Casteldelci (Castèl) is a comune (municipality) in the province of Rimini, in the Italian region of Emilia-Romagna, located about 140 km southeast of Bologna and about 55 km southwest of Rimini.

== History ==
On 7 April 1944, the hamlet of Fragheto was the site of the Fragheto massacre. After partisans belonging to the Eighth Garibaldi Brigade ambushed troops approaching the hamlet, fourteen soldiers of the German 356th Infantry Division conducted house-to-house searches and summarily killed civilians. 30 Italian civilians and 15 partisans were killed. Representing 40% of the hamlet's population, many of the victims were elderly people, women, or children.
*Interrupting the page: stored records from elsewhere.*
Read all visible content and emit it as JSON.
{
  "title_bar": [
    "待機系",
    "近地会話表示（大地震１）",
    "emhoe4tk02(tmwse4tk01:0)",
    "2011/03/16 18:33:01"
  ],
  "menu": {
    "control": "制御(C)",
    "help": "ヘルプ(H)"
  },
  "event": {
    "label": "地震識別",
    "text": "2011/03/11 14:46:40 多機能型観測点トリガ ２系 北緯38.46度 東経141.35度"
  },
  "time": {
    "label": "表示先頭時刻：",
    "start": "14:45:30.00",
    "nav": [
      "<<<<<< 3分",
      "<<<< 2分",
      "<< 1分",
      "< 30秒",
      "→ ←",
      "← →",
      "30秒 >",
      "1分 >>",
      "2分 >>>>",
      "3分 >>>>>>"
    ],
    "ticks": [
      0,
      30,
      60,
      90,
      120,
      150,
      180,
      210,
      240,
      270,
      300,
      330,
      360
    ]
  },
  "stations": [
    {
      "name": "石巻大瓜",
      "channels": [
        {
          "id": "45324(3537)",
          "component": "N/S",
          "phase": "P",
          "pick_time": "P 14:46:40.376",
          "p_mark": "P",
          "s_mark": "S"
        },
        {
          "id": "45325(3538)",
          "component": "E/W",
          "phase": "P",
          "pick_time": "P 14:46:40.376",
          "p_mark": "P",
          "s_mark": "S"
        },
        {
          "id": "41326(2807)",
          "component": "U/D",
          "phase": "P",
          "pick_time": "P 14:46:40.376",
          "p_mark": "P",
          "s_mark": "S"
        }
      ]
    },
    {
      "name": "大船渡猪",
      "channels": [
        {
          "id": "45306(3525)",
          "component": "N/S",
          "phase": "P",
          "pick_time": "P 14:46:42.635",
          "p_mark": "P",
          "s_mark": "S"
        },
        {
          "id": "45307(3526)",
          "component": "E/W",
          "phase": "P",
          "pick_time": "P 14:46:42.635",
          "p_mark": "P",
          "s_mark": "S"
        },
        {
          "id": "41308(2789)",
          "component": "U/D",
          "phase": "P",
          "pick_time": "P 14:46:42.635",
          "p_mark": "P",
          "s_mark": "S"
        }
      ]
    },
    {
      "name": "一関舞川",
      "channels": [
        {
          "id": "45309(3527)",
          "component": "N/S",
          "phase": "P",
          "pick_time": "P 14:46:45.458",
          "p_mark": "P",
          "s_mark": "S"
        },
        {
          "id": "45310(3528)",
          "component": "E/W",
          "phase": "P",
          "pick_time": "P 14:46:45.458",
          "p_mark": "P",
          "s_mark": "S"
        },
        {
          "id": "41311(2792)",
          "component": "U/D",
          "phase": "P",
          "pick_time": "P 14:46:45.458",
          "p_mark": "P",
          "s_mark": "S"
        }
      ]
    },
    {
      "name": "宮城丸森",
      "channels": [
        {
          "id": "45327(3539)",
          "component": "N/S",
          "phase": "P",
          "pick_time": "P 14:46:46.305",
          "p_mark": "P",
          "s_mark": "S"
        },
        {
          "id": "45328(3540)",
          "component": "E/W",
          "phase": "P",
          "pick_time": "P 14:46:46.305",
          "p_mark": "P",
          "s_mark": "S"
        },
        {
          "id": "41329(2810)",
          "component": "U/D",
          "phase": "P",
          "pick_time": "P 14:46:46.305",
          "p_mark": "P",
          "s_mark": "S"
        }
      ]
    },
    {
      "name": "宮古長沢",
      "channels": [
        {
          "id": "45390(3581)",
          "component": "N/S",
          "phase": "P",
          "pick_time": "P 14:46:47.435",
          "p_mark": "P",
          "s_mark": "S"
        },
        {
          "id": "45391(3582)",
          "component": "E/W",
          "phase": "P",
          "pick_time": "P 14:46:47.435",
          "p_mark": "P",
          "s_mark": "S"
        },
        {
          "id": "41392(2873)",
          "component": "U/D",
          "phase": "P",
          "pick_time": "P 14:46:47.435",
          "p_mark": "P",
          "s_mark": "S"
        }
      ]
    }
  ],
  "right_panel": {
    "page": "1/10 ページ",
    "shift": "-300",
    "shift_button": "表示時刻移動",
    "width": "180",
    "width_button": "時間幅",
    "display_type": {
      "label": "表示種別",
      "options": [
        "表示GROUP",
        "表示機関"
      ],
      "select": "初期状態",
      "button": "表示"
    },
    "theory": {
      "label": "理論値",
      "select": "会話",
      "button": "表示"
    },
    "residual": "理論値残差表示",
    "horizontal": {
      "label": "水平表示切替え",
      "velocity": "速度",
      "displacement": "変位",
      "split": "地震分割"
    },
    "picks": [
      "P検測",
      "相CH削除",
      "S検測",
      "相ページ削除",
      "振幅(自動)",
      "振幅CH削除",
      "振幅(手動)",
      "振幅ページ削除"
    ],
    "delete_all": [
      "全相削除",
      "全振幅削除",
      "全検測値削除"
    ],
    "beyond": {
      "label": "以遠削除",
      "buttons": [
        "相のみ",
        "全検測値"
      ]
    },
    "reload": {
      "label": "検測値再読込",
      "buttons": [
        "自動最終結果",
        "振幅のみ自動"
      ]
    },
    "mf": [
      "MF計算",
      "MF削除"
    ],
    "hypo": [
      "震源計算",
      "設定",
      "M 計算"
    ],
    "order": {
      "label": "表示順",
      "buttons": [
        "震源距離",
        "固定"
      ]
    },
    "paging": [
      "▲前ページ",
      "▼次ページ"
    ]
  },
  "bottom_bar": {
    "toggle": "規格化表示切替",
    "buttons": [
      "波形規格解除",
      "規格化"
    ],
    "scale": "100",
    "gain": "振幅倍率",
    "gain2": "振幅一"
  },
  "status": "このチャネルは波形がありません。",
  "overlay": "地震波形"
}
A further seven partisans and one civilian were shot the next day at Ponte Carrattoni, at the confluence of the Senatello and Marecchia.

On 17 and 18 December 2006, voters in Casteldelci voted to join the region of Emilia-Romagna. Of 448 eligible voters in Casteldelci, 232 (81.4%) voted to join Emilia-Romagna, while 53 (18.6%) voted to stay in the Marche region. Thus, on 15 August 2009, Casteldelci was transferred from the province of Pesaro and Urbino in the Marche to the province of Rimini, which had been formed on 16 April 1992, in the region of Emilia-Romagna.

==Personalities==
It is the birthplace of the condottiero Uguccione della Faggiola, member of the family who ruled here in the Middle Ages. Later Casteldelci was a possession of the House of Montefeltro and the Medici.